O activista e apresentador Sismo Eduardo, uma das vozes mais influentes e incómodas da província de Nampula, está desaparecido há uma semana, após a sua residência ter sido alegadamente cercada por indivíduos desconhecidos na madrugada de domingo, 23 de Novembro.
A Rede Moçambicana dos Defensores dos Direitos Humanos (RMDDH) tornou público o alerta, afirmando que o comunicador foi forçado a abandonar o local “em busca de segurança”, na sequência de ameaças persistentes.
Segundo a RMDDH, o activista já vinha reportando intimidações de origem desconhecida. A última comunicação com a rede aconteceu na noite de domingo, horas antes de desaparecer, quando Sismo afirmou sentir-se em “perigo de vida” e pediu auxílio. Desde então, os seus telefones encontram-se desligados e o paradeiro é totalmente desconhecido.
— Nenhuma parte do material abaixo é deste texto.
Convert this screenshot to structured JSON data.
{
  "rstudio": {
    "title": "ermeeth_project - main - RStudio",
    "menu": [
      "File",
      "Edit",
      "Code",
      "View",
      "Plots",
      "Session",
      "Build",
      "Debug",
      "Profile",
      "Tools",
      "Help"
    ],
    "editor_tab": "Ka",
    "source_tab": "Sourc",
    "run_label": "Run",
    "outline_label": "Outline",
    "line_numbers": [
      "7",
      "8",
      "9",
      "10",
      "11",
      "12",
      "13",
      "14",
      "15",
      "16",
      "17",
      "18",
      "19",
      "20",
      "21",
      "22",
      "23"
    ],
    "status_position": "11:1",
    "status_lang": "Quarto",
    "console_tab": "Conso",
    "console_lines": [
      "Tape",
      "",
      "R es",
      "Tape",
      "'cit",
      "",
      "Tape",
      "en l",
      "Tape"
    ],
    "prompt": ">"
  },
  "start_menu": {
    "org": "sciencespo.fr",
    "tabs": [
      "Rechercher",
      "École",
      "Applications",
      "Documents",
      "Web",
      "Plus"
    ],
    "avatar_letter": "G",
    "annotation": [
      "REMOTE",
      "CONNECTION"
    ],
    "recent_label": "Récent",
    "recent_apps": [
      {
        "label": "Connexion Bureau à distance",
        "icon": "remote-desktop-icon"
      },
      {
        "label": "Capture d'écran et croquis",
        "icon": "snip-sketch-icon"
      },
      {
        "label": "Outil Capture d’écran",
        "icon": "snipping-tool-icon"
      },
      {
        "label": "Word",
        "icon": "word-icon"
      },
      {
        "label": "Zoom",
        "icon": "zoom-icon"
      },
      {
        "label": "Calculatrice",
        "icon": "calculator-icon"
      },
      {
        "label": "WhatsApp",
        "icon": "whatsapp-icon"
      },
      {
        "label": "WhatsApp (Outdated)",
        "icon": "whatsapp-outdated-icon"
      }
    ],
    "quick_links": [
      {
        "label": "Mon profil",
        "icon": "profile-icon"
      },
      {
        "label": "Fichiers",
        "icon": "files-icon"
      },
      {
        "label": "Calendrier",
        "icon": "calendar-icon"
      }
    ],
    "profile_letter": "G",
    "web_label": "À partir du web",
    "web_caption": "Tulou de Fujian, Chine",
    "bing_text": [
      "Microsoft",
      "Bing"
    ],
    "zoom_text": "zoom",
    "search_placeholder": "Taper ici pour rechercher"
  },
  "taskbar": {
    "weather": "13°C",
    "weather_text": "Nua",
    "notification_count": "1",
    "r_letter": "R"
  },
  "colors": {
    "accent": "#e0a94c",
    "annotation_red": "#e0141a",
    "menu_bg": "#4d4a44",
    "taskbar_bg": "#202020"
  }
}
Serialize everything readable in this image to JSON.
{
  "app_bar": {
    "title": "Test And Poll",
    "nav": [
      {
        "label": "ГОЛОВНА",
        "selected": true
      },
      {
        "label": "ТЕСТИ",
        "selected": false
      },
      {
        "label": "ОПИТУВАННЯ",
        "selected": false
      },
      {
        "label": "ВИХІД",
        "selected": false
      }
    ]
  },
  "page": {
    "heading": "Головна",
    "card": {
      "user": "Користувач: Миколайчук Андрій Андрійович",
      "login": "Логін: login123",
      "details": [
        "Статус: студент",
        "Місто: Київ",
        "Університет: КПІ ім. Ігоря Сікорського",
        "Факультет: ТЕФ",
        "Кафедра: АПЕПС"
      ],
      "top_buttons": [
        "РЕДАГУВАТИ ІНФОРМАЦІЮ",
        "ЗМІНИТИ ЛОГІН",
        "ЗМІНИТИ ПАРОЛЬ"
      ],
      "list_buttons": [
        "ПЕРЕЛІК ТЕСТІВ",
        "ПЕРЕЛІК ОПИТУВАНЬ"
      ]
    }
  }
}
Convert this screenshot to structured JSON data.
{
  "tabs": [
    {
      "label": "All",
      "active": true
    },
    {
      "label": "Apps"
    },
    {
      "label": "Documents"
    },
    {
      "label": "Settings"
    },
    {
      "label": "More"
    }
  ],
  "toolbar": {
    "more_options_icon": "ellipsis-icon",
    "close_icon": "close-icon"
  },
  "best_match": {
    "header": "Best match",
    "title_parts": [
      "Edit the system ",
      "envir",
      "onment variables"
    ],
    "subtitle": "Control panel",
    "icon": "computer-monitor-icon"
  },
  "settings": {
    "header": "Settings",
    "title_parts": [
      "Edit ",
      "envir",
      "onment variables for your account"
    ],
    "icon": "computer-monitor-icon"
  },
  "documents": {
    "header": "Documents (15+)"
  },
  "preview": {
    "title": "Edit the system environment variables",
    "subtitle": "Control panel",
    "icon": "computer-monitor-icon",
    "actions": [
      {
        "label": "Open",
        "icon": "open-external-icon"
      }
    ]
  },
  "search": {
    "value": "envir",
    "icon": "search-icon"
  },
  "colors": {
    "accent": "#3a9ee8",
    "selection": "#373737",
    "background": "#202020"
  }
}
Fontes próximas indicam que, após a madrugada em que fugiu, Sismo não estabeleceu mais contacto nem com colegas, nem com familiares, que admitem estar em estado de profunda preocupação. Passados vários dias, a ausência de qualquer traço da sua localização levanta receios de um possível rapto ou tentativa deliberada de silenciamento.
Sismo Eduardo tornou-se, nos últimos anos, numa figura central do debate público em Nampula, através do seu papel como apresentador na Rádio e Televisão Encontro e das denúncias que tem conduzido sobre alegadas violações de direitos humanos, conflitos comunitários, irregularidades em instituições públicas e outros temas sensíveis. O seu trabalho valeu-lhe reconhecimento, mas também desconforto entre actores locais e estruturas de poder.
A RMDDH e outras organizações da sociedade civil afirmam que o caso “traz de volta preocupações profundas” sobre o espaço cívico na província e o ambiente de intimidação vivido por activistas, jornalistas e defensores dos direitos humanos.

Sismo Eduardo e o activista e defensor de direitos humanos Gamito dos Santos
Em comunicado, o activista e defensor de direitos humanos Gamito dos Santos, conhecido como “Pai dos Defensores em Nampula”, descreveu a situação como “triste e alarmante”, revelando que a organização irá submeter hoje uma participação formal às autoridades. Dos Santos pede a intervenção imediata do Secretário de Estado em Nampula, Plácido Nerino Pereira, e do Governador Eduardo Marino Abdula, apelando para que “mobilizem todos os esforços” para localizar Sismo com vida e garantir-lhe proteção.
Segundo o relato de Gamito dos Santos, após a denúncia inicial feita na noite de domingo, a RMDDH planeava analisar o caso na manhã seguinte. Porém, ao amanhecer, todos os telefones do activista estavam desligados, e a família informou que este tinha deixado a casa na madrugada, aparentemente fugindo para evitar um possível ataque.
Desde então, nenhuma actualização surgiu — um silêncio de sete dias que reforça as suspeitas de desaparecimento forçado. “As famílias, os colegas, toda a comunidade está desesperada. Isto não é normal e não podemos tratar como um simples sumiço”, disse Dos Santos, sublinhando que há indícios de “tentativa de silenciamento” e que o caso deve ser tratado com máxima urgência.
Até ao momento, não há informações oficiais sobre possíveis suspeitos nem sobre as motivações do cerco à residência. As autoridades provinciais ainda não se pronunciaram publicamente.
A sociedade civil exige respostas rápidas, investigação séria e medidas de protecção para todos os comunicadores e defensores de direitos humanos que, como Sismo Eduardo, enfrentam riscos crescentes pelo seu trabalho.